„Stringendo, stringendo, meine Liebe!“ Herr Ando steht mit dem Rücken am Fenster. Mit seinen Händen wedelt er aufgeregt in der Luft herum. „Sehr gut, sehr gut. Und das ganze noch einmal und diesmal fortissimo!“ Connys Hände flitzen über die Tasten des Klaviers. Es ist Montag, 4 Uhr. Die Nachmittagssonne fällt sanft in den kleinen Raum der Schule, in dem wie jeden Tag ihr Musikunterricht stattfindet.

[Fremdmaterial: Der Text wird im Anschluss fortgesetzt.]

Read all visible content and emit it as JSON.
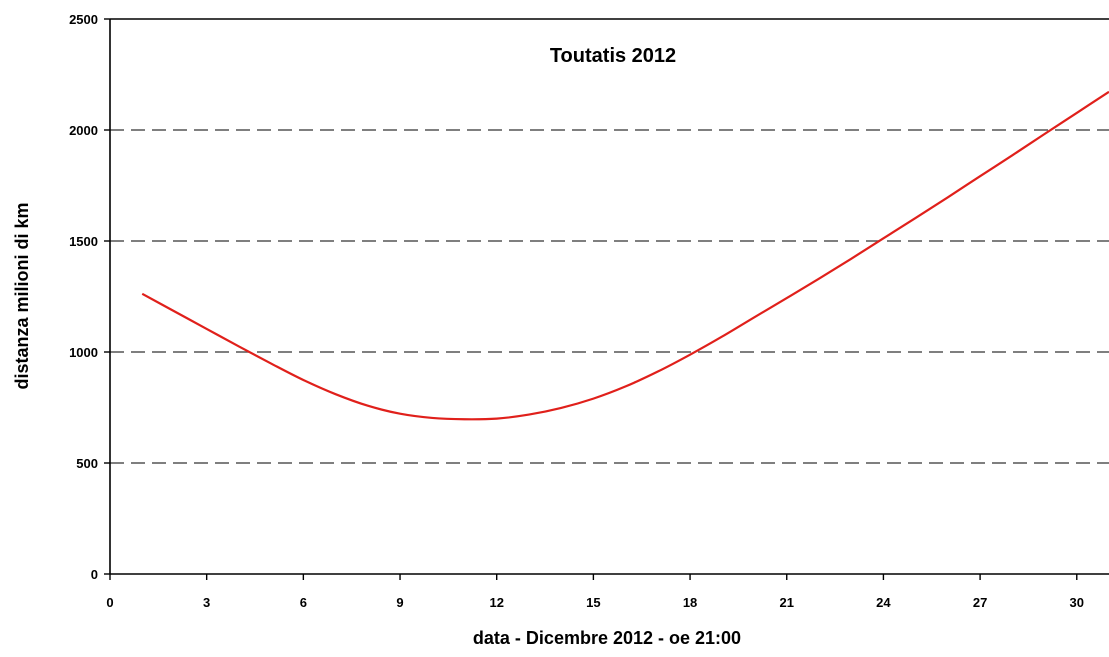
{
  "chart_data": {
    "type": "line",
    "title": "Toutatis 2012",
    "xlabel": "data - Dicembre 2012 - oe 21:00",
    "ylabel": "distanza milioni di km",
    "xlim": [
      0,
      31
    ],
    "ylim": [
      0,
      2500
    ],
    "xticks": [
      0,
      3,
      6,
      9,
      12,
      15,
      18,
      21,
      24,
      27,
      30
    ],
    "yticks": [
      0,
      500,
      1000,
      1500,
      2000,
      2500
    ],
    "grid": "horizontal dashed",
    "series": [
      {
        "color": "#e0201b",
        "x": [
          1,
          2,
          3,
          4,
          5,
          6,
          7,
          8,
          9,
          10,
          11,
          12,
          13,
          14,
          15,
          16,
          17,
          18,
          19,
          20,
          21,
          22,
          23,
          24,
          25,
          26,
          27,
          28,
          29,
          30,
          31
        ],
        "y": [
          1262,
          1183,
          1104,
          1025,
          948,
          874,
          810,
          758,
          722,
          703,
          697,
          700,
          718,
          748,
          790,
          845,
          912,
          988,
          1070,
          1157,
          1243,
          1330,
          1420,
          1512,
          1604,
          1697,
          1792,
          1886,
          1982,
          2077,
          2172
        ]
      }
    ]
  }
}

Conny hört die aufgeregten Zurufe des untersetzten Mannes mit der Nickelbrille kaum noch. Seine italienischen Ausrufe gehören zum Hintergrundrauschen ihres Stücks. Genauso wie das Metronom, das ihr in gnadenloser Gleichmütigkeit den Takt vorgibt. Rechts Tonleiter hoch bis drittes C. Links E- und D-Accord im Wechsel. Ihre Augen fliegen über das Notenpapier vor ihr. „Nicht schludern bei den Sechzehnteln!“ hört sie Herrn Ando. Conny blinzelt. >D, E, F… nein Fis, … nein doch F! Und links zurück auf C! Oder doch nicht?< Die Sechzehntel geraten aus dem Takt, die Finger an der linken Hand werden feucht.

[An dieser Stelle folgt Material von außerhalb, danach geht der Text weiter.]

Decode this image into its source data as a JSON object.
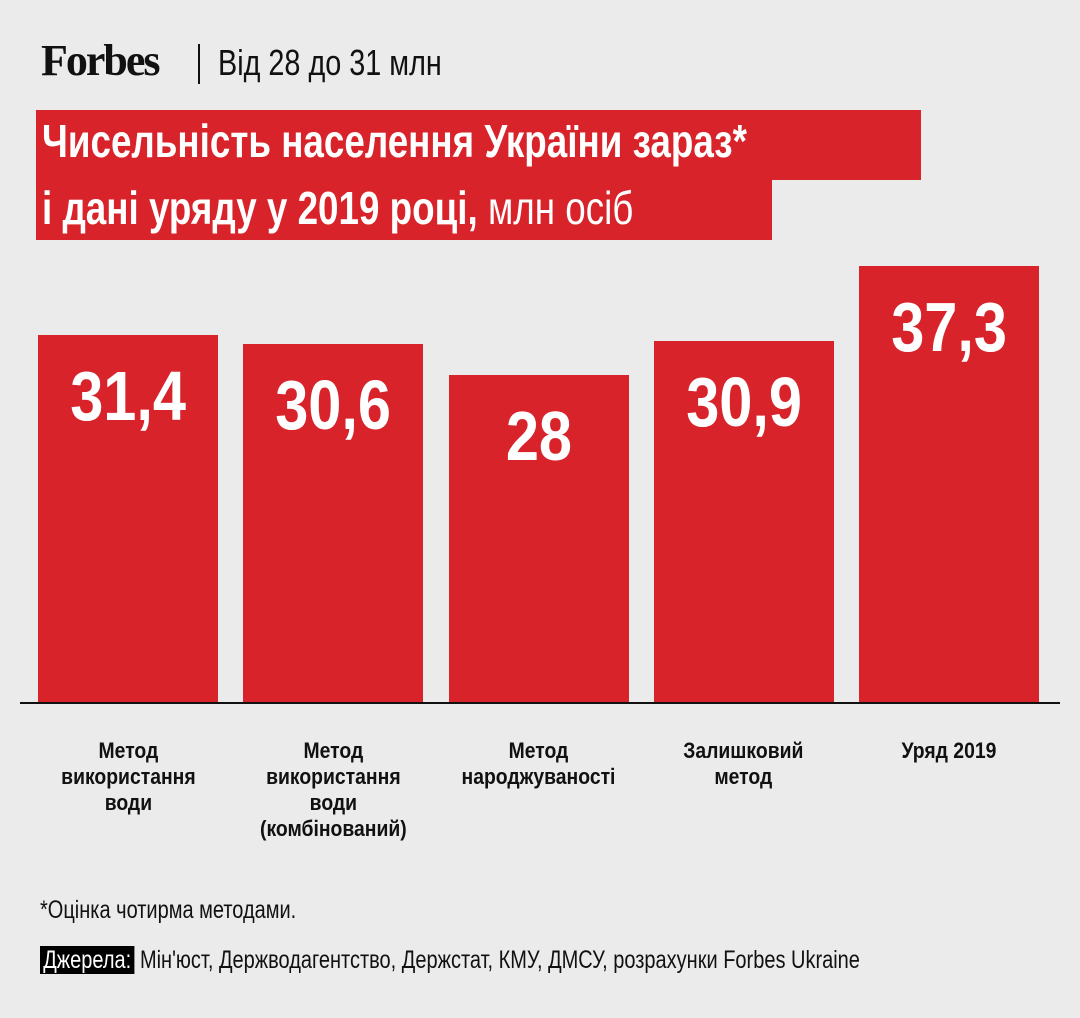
{
  "header": {
    "logo": "Forbes",
    "subtitle": "Від 28 до 31 млн"
  },
  "colors": {
    "bar": "#d9232a",
    "background": "#ebebeb",
    "text": "#111111"
  },
  "chart_data": {
    "type": "bar",
    "title_line1": "Чисельність населення України зараз*",
    "title_line2": "і дані уряду у 2019 році,",
    "title_unit": "млн осіб",
    "categories": [
      "Метод\nвикористання\nводи",
      "Метод\nвикористання\nводи\n(комбінований)",
      "Метод\nнароджуваності",
      "Залишковий\nметод",
      "Уряд 2019"
    ],
    "values": [
      31.4,
      30.6,
      28,
      30.9,
      37.3
    ],
    "value_labels": [
      "31,4",
      "30,6",
      "28",
      "30,9",
      "37,3"
    ],
    "ylim": [
      0,
      37.3
    ],
    "grid": false
  },
  "footer": {
    "footnote": "*Оцінка чотирма методами.",
    "sources_label": "Джерела:",
    "sources": "Мін'юст, Держводагентство, Держстат, КМУ, ДМСУ, розрахунки Forbes Ukraine"
  }
}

„Non, non, non!“ ruft der kleine Mann empört und hämmert mit seinem Taktstöckchen hektisch auf das Klavier ein. „Was haben wir denn heute? Konzentrieren wir uns vielleicht? Seit einer Woche üben wir an dieser Stelle und immer wieder stolperst du an den schnellen Wechseln im Vibrato.“ er seufzt theatralisch.
Conny atmet tief durch und schüttelt die Hände aus.
„Mit dieser Stelle werden wir die Jury beim Wettbewerb von den Sitzen reißen. Sie werden nicht anders können, als uns die Bestnote zu erteilen.“ schwärmt ihr Lehrer mit glänzenden Augen, „Und darum will ich, dass du dieses Vibrato im Schlaf beherrschst. Also üben, üben, üben.“ wieder klackert sein Taktstock auf dem Instrument herum.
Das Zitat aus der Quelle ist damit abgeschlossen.